8 Novembre 2016

Iscrivibilità della società semplice di mero godimento

Il legislatore ha progressivamente offerto rilevanza alle società a scopo di godimento. In particolare, con norme a valenza transitoria (ma ripetute nel tempo) ed a finalità essenzialmente fiscali, il legislatore ha inteso agevolare la trasformazione di società formalmente commerciali in società semplici di mero godimento (art. 29 l. 27 dicembre 1997, n. 449; art. 3, comma 7, l. 28 dicembre 2001, n. 448; art 1, commi 111-117, della legge 27 dicembre 2006, n. 296; art. 1 comma 129, legge 24 dicembre 2007, n. 244).
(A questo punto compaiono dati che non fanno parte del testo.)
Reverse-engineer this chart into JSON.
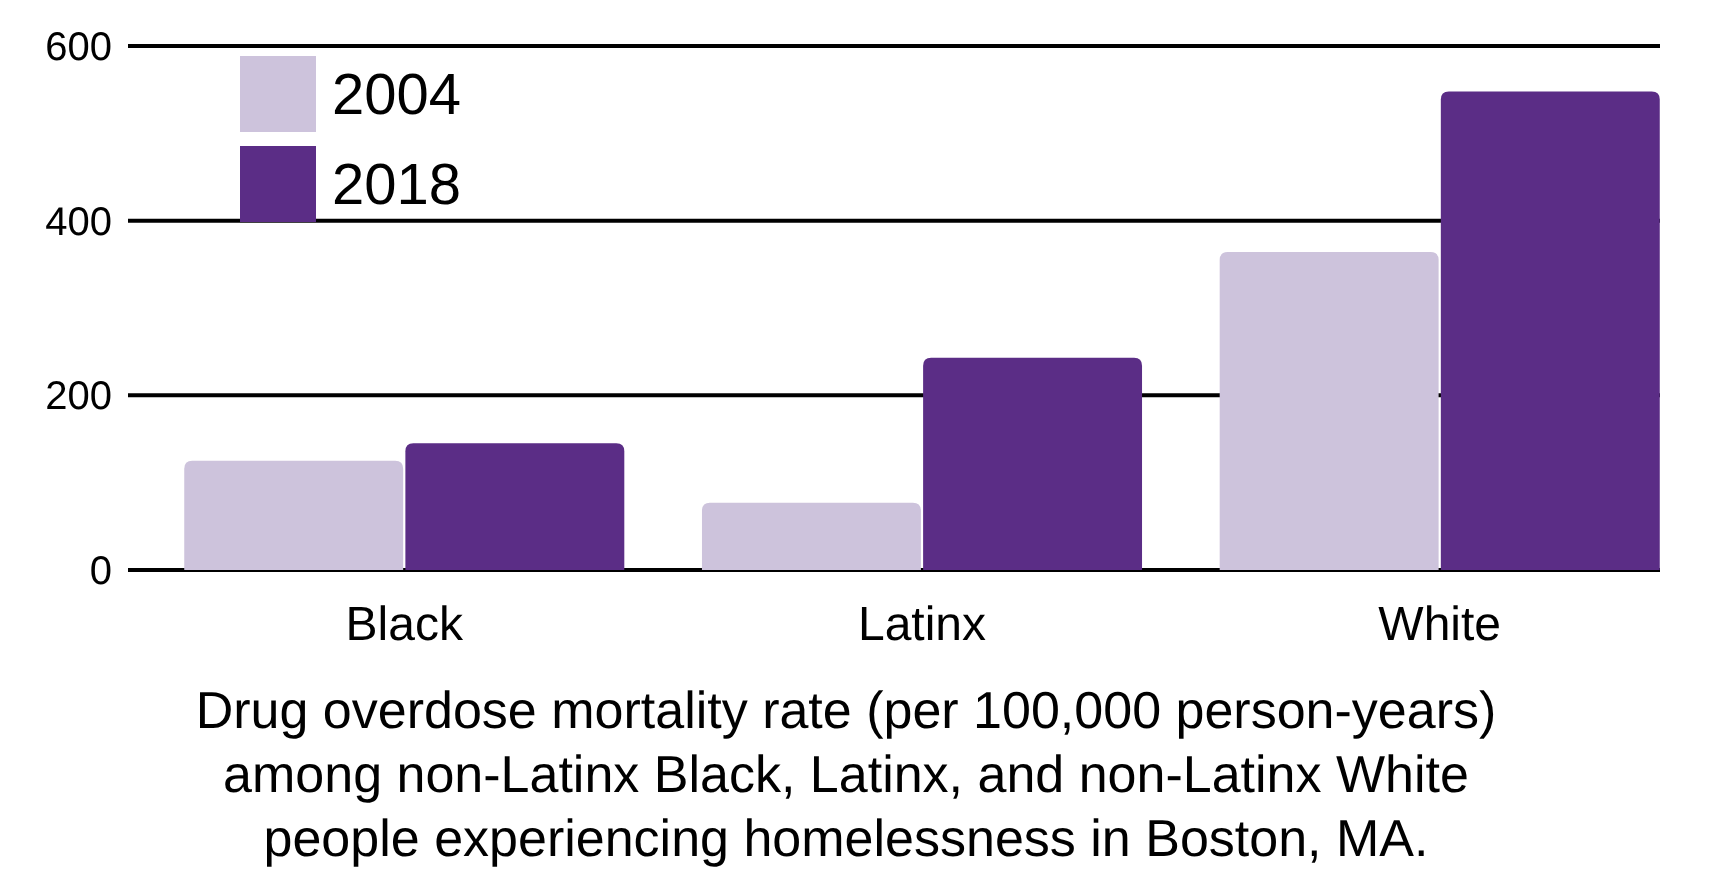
{
  "chart_data": {
    "type": "bar",
    "categories": [
      "Black",
      "Latinx",
      "White"
    ],
    "series": [
      {
        "name": "2004",
        "color": "#cdc3dc",
        "values": [
          125,
          77,
          364
        ]
      },
      {
        "name": "2018",
        "color": "#5b2d86",
        "values": [
          145,
          243,
          548
        ]
      }
    ],
    "ylim": [
      0,
      600
    ],
    "yticks": [
      0,
      200,
      400,
      600
    ],
    "grid": "y",
    "legend": "top left",
    "annotations": [
      "Drug overdose mortality rate (per 100,000 person-years) among non-Latinx Black, Latinx, and non-Latinx White people experiencing homelessness in Boston, MA."
    ]
  }
}
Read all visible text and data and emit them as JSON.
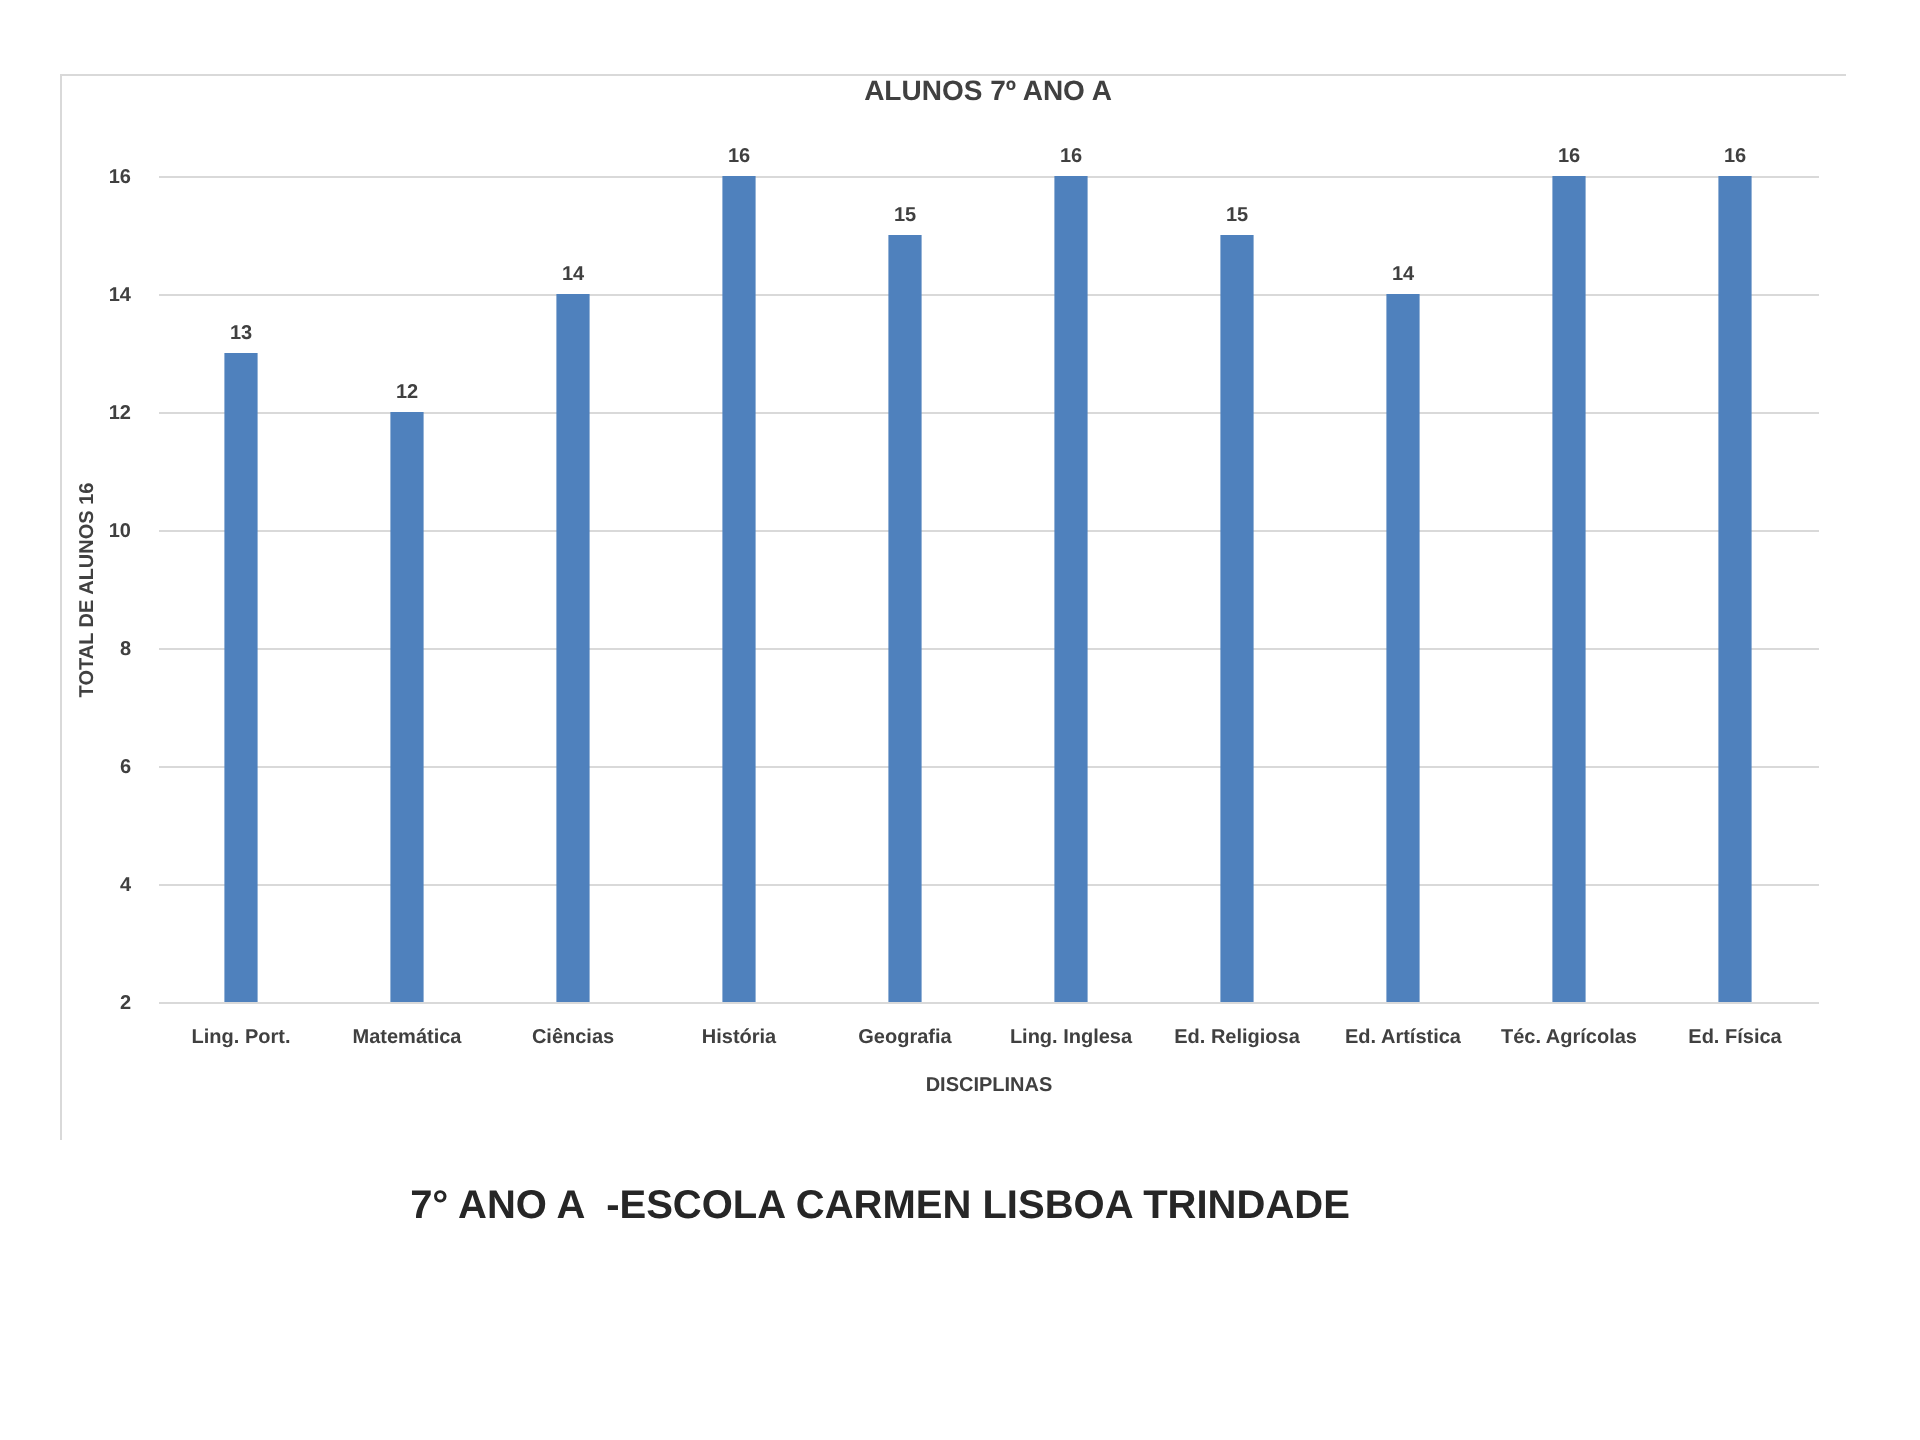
{
  "chart_data": {
    "type": "bar",
    "title": "ALUNOS 7º ANO A",
    "xlabel": "DISCIPLINAS",
    "ylabel": "TOTAL DE ALUNOS 16",
    "categories": [
      "Ling. Port.",
      "Matemática",
      "Ciências",
      "História",
      "Geografia",
      "Ling. Inglesa",
      "Ed. Religiosa",
      "Ed. Artística",
      "Téc. Agrícolas",
      "Ed. Física"
    ],
    "values": [
      13,
      12,
      14,
      16,
      15,
      16,
      15,
      14,
      16,
      16
    ],
    "color": "#4f81bd",
    "ylim": [
      2,
      16
    ],
    "yticks": [
      2,
      4,
      6,
      8,
      10,
      12,
      14,
      16
    ],
    "grid": "y",
    "data_labels": true,
    "annotations": [
      "7° ANO A  -ESCOLA CARMEN LISBOA TRINDADE"
    ]
  }
}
Recentemente, il legislatore è intervenuto nella medesima direzione (art. 1 comma 115 l. 28 dicembre 2015, n. 208).

 

Pur dovendosi segnalare l’anomalia, a livello sistematico, derivante dal fatto che il legislatore si è limitato a consentire trasformazioni “agevolate” di società di godimento in società semplici senza però incidere sulla lettera degli artt. 2247-2248 c.c., appare del tutto evidente l’aporia insita nell’ammettere l’iscrizione di una società semplice avente ad oggetto la mera gestione di beni derivante dalla trasformazione (e di durata non soggetta a limiti) e nel contempo negare la possibilità di costituirne di analoghe ex novo.

 

La società semplice diviene, dunque, non solo il regime residuale di esercizio di attività economiche collettive non commerciali, ma anche un regime societario facoltativo, rispetto a quello della comunione, del godimento collettivo. In definitiva, la catena nel tempo di norme fiscali che legittimano la società semplice di mero godimento importa l’ammissibilità, sotto il profilo civilistico, di tali società. È, dunque, legittima la costituzione di società semplici di mero godimento.